To hire or not to hire: What the new tax breaks mean for you?

Last year, the federal government unveiled two new additions to complement the existing Job Creation Tax Credit initiative: the Apprenticeship Incentive Grant (AIG) and the Apprenticeship Completion Grant (ACG). These cash grants serve to encourage Canadian businesses to hire more skilled trade workers and increase wages. The programs are part of a larger effort to spark a rosier trend in current unemployment rates throughout the country.Under the AIG, businesses can receive up to $2,000 in tax credits for every additional new apprentice that they hire. Most recently, members of Prime Minister Stephen Harper’s cabinet have said that job creation is their top priority, and they are expected to announce more tax incentives for small businesses to hire in the coming months.

Should these further tax credits be set in motion, your small business faces a decision: To hire or not to hire?

The answer might actually come in the form of another question: Do you need to?
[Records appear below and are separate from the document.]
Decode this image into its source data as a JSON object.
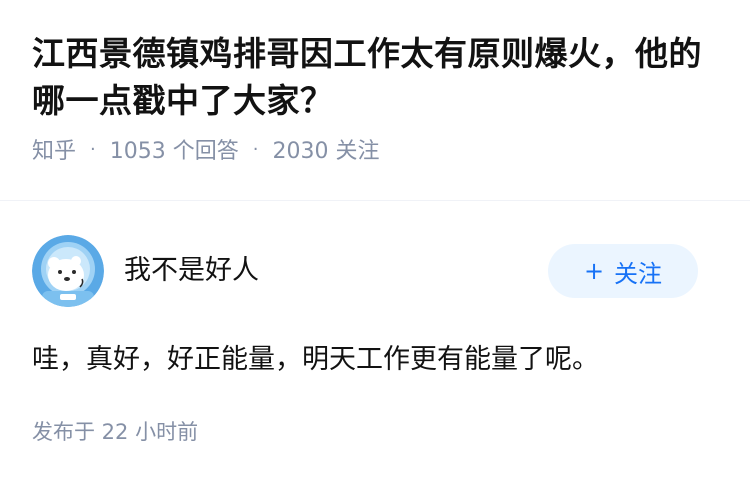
{
  "question": {
    "title": "江西景德镇鸡排哥因工作太有原则爆火，他的哪一点戳中了大家？",
    "source": "知乎",
    "answer_count": "1053 个回答",
    "follower_count": "2030 关注",
    "separator": "·"
  },
  "answer": {
    "author_name": "我不是好人",
    "avatar_icon": "polar-bear-astronaut-avatar-icon",
    "follow_plus": "+",
    "follow_label": "关注",
    "content": "哇，真好，好正能量，明天工作更有能量了呢。",
    "publish_time": "发布于 22 小时前"
  },
  "colors": {
    "accent": "#1772f6",
    "follow_bg": "#ebf5ff",
    "meta_text": "#8590a6",
    "avatar_bg": "#5aa9e6"
  }
}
While the potential and existing tax credits may sound appealing, if your small business is comfortably meeting demand or the current work load of employees is manageable, your business might not stand to benefit from the push to hire more workers. Don’t fix something that isn’t broken. Instead, consider focusing on maintaining and growing your customer base. In your next mailing, offer an incentive to keep your business top of mind by including a logo’d Note Paper Mouse Pad or a Jar Opener.

However, if you were considering hiring this year anyway, this could be your incentive to seriously think about doing so. If you see your small business growing in the near future, now may be the time to take things to the next level. Take advantage of serendipity.
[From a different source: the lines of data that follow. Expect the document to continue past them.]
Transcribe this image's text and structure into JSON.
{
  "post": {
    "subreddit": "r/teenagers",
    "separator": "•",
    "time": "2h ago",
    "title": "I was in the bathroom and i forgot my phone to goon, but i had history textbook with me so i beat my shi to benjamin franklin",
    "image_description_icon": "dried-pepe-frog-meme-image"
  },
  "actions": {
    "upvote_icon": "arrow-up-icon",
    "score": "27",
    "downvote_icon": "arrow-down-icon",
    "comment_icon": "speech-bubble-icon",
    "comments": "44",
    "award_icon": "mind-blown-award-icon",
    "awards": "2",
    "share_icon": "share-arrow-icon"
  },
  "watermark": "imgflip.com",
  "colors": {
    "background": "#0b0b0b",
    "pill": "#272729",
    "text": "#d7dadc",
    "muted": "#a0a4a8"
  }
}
Get the word out that your small business is hiring. Be sure to post any position on your website. Consider also advertising online through reputable job boards, university career pages and even newspaper classifieds. Try utilizing social media tools. such as LinkedInTM, FacebookTM and TwitterTM to spread the word. Reach out to your current staff and clients for referrals by sending them a note asking for referrals, a fun tie-in like a Bendy Pen with a brand-able top for helping find your next hire, or a Laser Pointer USB Flash Drive for pointing out a great candidate.
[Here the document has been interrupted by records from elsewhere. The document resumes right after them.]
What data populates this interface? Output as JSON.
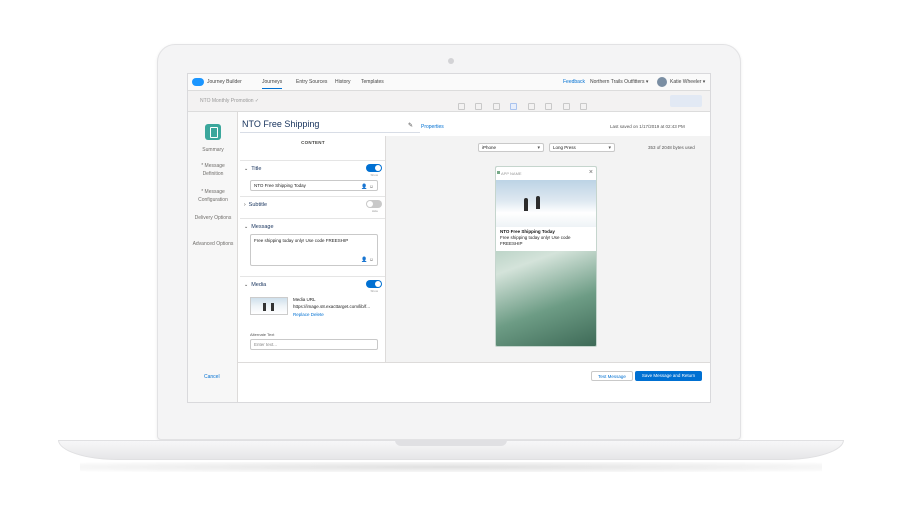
{
  "topnav": {
    "app_name": "Journey Builder",
    "tabs": [
      "Journeys",
      "Entry Sources",
      "History",
      "Templates"
    ],
    "feedback": "Feedback",
    "business_unit": "Northern Trails Outfitters ▾",
    "user": "Katie Wheeler ▾"
  },
  "journey": {
    "name": "NTO Monthly Promotion ✓"
  },
  "sidebar": {
    "items": [
      "Summary",
      "* Message Definition",
      "* Message Configuration",
      "Delivery Options",
      "Advanced Options"
    ],
    "cancel": "Cancel"
  },
  "editor": {
    "title": "NTO Free Shipping",
    "properties": "Properties",
    "last_saved": "Last saved on 1/17/2019 at 02:43 PM"
  },
  "content": {
    "header": "CONTENT",
    "title_section": {
      "label": "Title",
      "value": "NTO Free Shipping Today",
      "toggle_label": "Show"
    },
    "subtitle_section": {
      "label": "Subtitle",
      "toggle_label": "Hide"
    },
    "message_section": {
      "label": "Message",
      "value": "Free shipping today only! Use code FREESHIP"
    },
    "media_section": {
      "label": "Media",
      "toggle_label": "Show",
      "url_label": "Media URL",
      "url_value": "https://image.s8.exacttarget.com/lib/f...",
      "links": "Replace  Delete",
      "alt_label": "Alternate Text",
      "alt_placeholder": "Enter text..."
    }
  },
  "preview": {
    "device": "iPhone",
    "mode": "Long Press",
    "bytes": "353 of 2048 bytes used",
    "notification": {
      "app": "APP NAME",
      "title": "NTO Free Shipping Today",
      "body": "Free shipping today only! Use code FREESHIP"
    }
  },
  "footer": {
    "test_button": "Test Message",
    "save_button": "Save Message and Return"
  },
  "colors": {
    "accent": "#0070d2",
    "sidebar_icon": "#3ba79c"
  }
}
Once people are aware that you’re hiring, no doubt the applications will start to pour in. Hire the hungry, not the starving—applicants with relevant work experience who come in genuinely eager to work for you may be more likely to stick around than over-qualified, antsy job seekers who might bolt with the next opportunity. Use interviewing best practices by ensuring you are asking the same questions of all candidates. Conduct reference checks of those candidates that rise to the top.

And then, bring that new person on with fanfare. Deck out his or her new space with logo’d office accessories to show your excitement. Don’t forget to be gracious and thank all applicants for their interest with a letter. Consider going the extra mile for top candidates with a thoughtful thank-you, such as the Chocolate Greeting Card. It builds goodwill and may allow for you to tap those excellent applicants in the future.

Now’s the time to think about expanding your employee base. Maybe with some added incentive it will make those decisions about whether to hire or not to hire a little easier. We certainly hope you experience growth and are looking forward to a prosperous 2010!

Canada. Canada Business. Canada Revenue Agency. Canada Business. Government of Canada. Web. 26 Feb. 2010.

Akin, David. “Harper cabinet makes job creation top priority.” Financial Post. Canada.com, 03 Feb. 2010. Web. 26 Feb. 2010.